We go back to get the bikes and head toward the path. But as we go, a new noise joins the thrumming of our engines.
Jack and Penelope are suddenly alert, their ears pricking up, their teeth bared.
“What’s that noise?” I call out to the others.
We draw to a halt and cut off the engines. As soon as we do, the noise becomes perceptible. There’s no mistaking it. It’s the howling of wolves. And it’s close. Too close for comfort.
Penelope and Jack immediately join in with the howling. Bree tries to quiet Penelope down but it’s no use. The tiny Chihuahua is trying to make herself look fierce.
“Quick,” I say. “We have to go.”
But it’s too late. All at once, we’re surrounded by the most disgusting creatures I’ve ever seen. They look like wild dogs, but the radiation they’ve absorbed from having lived in the crater has made their bodies mangled. Their spines are curved upward, making them look more like hyenas than dogs. Their fur is balding in places, sticking up coarsely in others. Tumors grow out of their skin. Saliva drips from their jaws in thick strings, and their teeth, like their claws, are enormous.
I gun the engine of my bike, hoping that the noise will scare them off, and start whizzing around and around in circles, trying to tire the creatures out so that they’re slow enough to take a hit.
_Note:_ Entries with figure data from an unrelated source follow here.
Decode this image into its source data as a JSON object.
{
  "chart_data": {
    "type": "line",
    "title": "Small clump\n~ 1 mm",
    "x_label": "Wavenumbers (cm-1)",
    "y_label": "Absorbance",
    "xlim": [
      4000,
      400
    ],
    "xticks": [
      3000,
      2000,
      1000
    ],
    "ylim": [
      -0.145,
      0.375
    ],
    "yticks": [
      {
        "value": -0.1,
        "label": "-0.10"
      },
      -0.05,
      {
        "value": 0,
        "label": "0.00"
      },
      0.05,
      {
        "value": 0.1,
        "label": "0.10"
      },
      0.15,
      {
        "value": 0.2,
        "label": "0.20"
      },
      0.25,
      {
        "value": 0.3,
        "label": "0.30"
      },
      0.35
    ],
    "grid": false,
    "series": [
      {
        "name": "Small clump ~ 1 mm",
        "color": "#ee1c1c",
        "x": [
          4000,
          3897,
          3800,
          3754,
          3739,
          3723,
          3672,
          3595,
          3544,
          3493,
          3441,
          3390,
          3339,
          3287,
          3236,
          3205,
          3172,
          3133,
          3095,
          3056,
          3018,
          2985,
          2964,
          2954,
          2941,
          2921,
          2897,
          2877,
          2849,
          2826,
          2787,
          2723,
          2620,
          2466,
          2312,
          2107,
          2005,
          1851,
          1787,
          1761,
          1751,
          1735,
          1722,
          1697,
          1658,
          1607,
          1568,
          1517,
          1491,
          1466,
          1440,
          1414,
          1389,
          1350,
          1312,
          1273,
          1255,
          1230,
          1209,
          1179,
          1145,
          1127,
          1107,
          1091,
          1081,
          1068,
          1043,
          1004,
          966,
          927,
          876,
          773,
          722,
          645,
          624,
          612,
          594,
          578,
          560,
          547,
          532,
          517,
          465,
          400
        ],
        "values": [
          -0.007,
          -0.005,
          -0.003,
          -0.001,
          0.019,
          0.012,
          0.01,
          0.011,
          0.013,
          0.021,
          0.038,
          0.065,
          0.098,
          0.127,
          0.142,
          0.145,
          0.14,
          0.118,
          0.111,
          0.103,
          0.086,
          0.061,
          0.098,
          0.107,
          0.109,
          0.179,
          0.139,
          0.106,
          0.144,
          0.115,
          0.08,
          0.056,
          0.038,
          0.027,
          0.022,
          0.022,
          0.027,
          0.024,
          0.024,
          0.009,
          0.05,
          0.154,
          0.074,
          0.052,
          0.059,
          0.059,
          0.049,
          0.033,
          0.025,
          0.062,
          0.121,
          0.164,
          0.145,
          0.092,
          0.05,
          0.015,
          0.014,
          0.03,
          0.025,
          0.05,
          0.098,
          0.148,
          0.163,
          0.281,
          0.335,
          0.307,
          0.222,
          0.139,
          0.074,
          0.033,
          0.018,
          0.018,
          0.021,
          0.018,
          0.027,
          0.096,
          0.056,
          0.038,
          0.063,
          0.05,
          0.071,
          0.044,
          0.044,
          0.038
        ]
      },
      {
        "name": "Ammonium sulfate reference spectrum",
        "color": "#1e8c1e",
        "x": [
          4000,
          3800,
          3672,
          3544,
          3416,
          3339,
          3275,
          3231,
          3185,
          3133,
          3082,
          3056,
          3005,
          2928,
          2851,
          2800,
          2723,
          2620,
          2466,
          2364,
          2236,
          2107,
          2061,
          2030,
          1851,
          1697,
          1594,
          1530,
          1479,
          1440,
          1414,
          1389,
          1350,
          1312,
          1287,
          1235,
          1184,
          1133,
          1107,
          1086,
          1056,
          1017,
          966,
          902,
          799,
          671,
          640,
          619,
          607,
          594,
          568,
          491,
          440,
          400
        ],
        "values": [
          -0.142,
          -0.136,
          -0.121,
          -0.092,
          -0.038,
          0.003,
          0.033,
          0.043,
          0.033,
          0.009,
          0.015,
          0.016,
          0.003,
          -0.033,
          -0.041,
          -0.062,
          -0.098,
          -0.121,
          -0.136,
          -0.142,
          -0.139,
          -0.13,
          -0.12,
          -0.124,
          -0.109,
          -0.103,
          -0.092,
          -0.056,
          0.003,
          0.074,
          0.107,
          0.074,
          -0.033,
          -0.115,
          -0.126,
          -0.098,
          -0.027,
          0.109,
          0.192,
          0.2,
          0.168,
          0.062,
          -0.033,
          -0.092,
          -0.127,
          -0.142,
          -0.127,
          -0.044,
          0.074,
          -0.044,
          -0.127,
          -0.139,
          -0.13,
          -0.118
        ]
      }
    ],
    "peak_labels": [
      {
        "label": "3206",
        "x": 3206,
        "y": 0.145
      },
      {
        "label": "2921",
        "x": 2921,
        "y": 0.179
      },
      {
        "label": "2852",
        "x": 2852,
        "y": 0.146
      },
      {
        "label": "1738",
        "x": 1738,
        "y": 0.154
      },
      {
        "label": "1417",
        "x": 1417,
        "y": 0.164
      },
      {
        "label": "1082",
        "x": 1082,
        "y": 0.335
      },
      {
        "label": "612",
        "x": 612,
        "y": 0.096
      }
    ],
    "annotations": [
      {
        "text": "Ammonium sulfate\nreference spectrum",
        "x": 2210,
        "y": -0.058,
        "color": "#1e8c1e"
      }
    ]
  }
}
The others do the same. The wolves chase our bikes, their eager jaws snapping, treating it like a game, as though they’re nothing but puppies. It reminds me of Sasha, our old pet dog, and the way she would lumber around play fighting with me. I’m almost relieved that she was killed by slaverunners; they saved her from this fate, of being turned into a grotesque, cancerous, murderous creature.